Maybe a few are missing, but simply asking, and I'm sure they'll provide. If someone wants a better build system, they could volunteer to do it themselves.

[–] [email protected] 2 points 1 month ago (1 children)

Should I be worried? I was distro hopping for a bit and put together a Ventoy drive to make that easier, and I used it to boot the install iso for the distro I ultimately decided on for my gaming laptop. It seemed highly recommended and I didn't know about the Ventoy bros at that point.

[–] [email protected] 2 points 1 month ago

Probably not. I've used it as well (before I knew about Glim) to preview distros, but I am not using it to do installs, since I can't be certain what's in it.

[–] [email protected] 9 points 1 month ago (1 children)

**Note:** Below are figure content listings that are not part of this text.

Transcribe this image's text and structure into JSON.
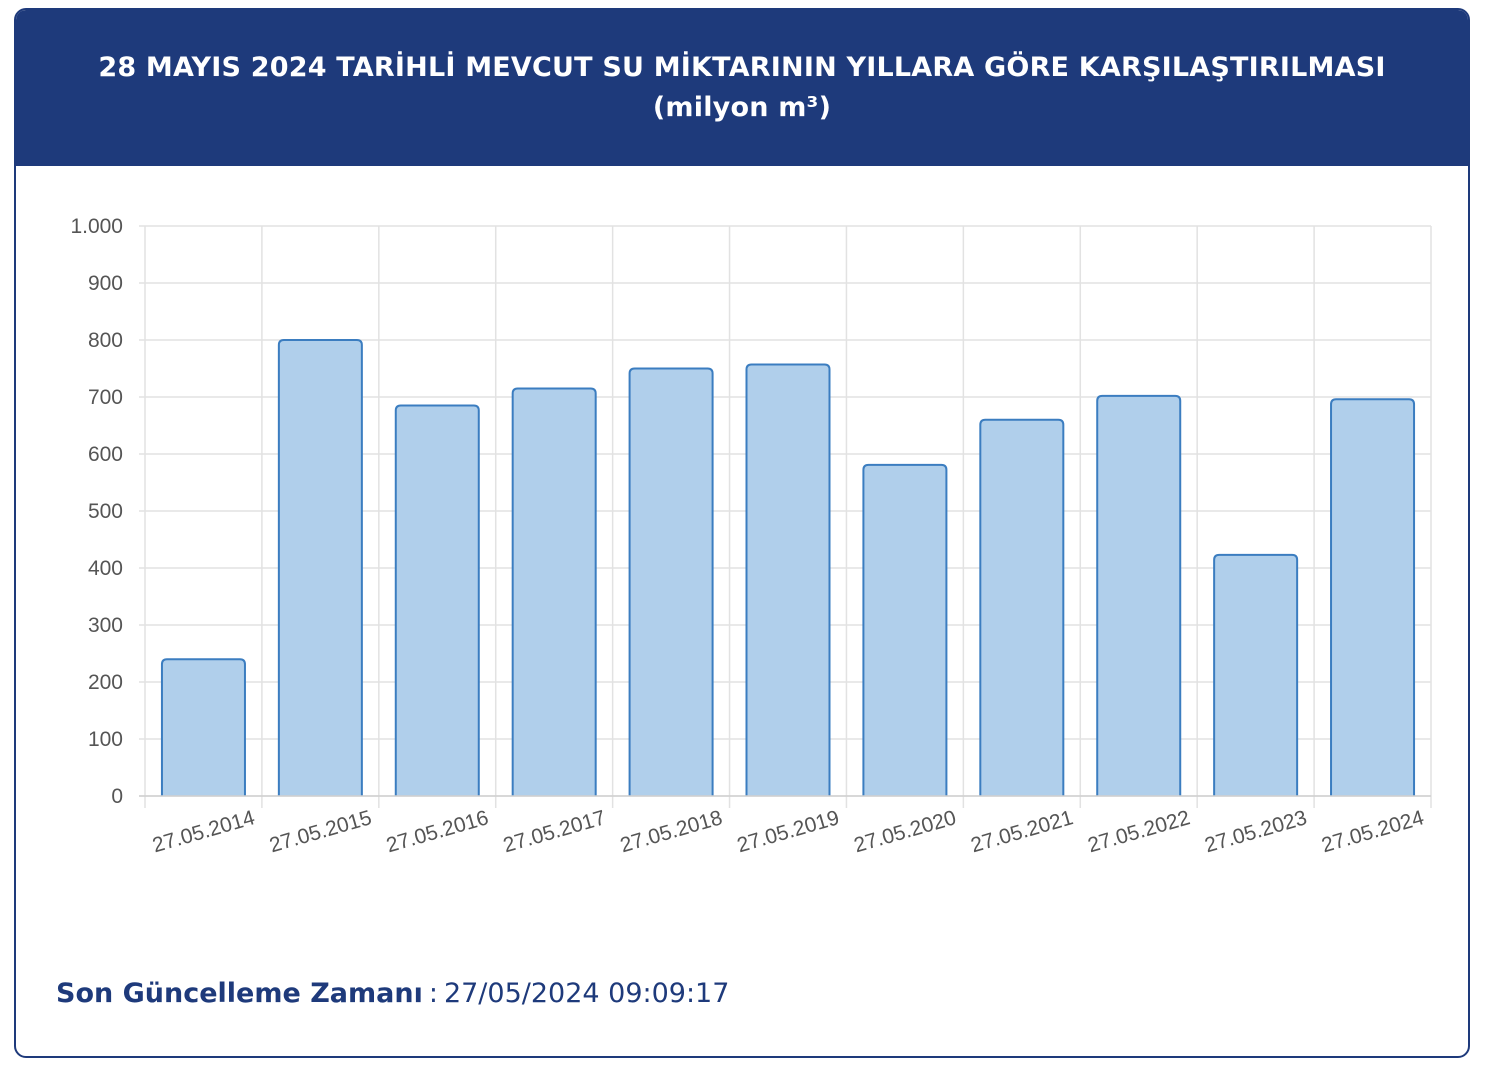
{
  "header": {
    "title": "28 MAYIS 2024 TARİHLİ MEVCUT SU MİKTARININ YILLARA GÖRE KARŞILAŞTIRILMASI (milyon m³)"
  },
  "footer": {
    "label": "Son Güncelleme Zamanı",
    "separator": ":",
    "value": "27/05/2024 09:09:17"
  },
  "colors": {
    "header_bg": "#1e3a7b",
    "bar_fill": "#b0cfeb",
    "bar_stroke": "#3b7dc0",
    "grid": "#e2e2e2",
    "tick_text": "#555555"
  },
  "chart_data": {
    "type": "bar",
    "categories": [
      "27.05.2014",
      "27.05.2015",
      "27.05.2016",
      "27.05.2017",
      "27.05.2018",
      "27.05.2019",
      "27.05.2020",
      "27.05.2021",
      "27.05.2022",
      "27.05.2023",
      "27.05.2024"
    ],
    "values": [
      240,
      800,
      685,
      715,
      750,
      757,
      581,
      660,
      702,
      423,
      696
    ],
    "ylim": [
      0,
      1000
    ],
    "yticks": [
      0,
      100,
      200,
      300,
      400,
      500,
      600,
      700,
      800,
      900,
      1000
    ],
    "ytick_labels": [
      "0",
      "100",
      "200",
      "300",
      "400",
      "500",
      "600",
      "700",
      "800",
      "900",
      "1.000"
    ],
    "grid": true,
    "legend": "none"
  }
}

I want to use Glim too, because the binary Blobs in Ventoy are bugging me a lot. But Glim is a bit limited still: README

My experience has been that the safest filesystem to use is FAT32 (surprisingly!), though it will mean that ISO images greater than 4GB won't be supported. Other filesystems supported by GRUB2 also work, such as ext3/ext4, NTFS and exFAT, but the boot of the distributions must also support it, which isn't the case for many with NTFS (Ubuntu does, Fedora doesn't) and exFAT (Ubuntu doesn't, Fedora does). So FAT32 stays the safe bet.

[–] [email protected] 10 points 1 month ago

Yep. It's probably fine for most people, but it's still a trade-off between transparency and utility. Ventoy is superior functionality, but those blobs bug me, too, and the fact that the dev is so openly hostile towards transparency is concerning.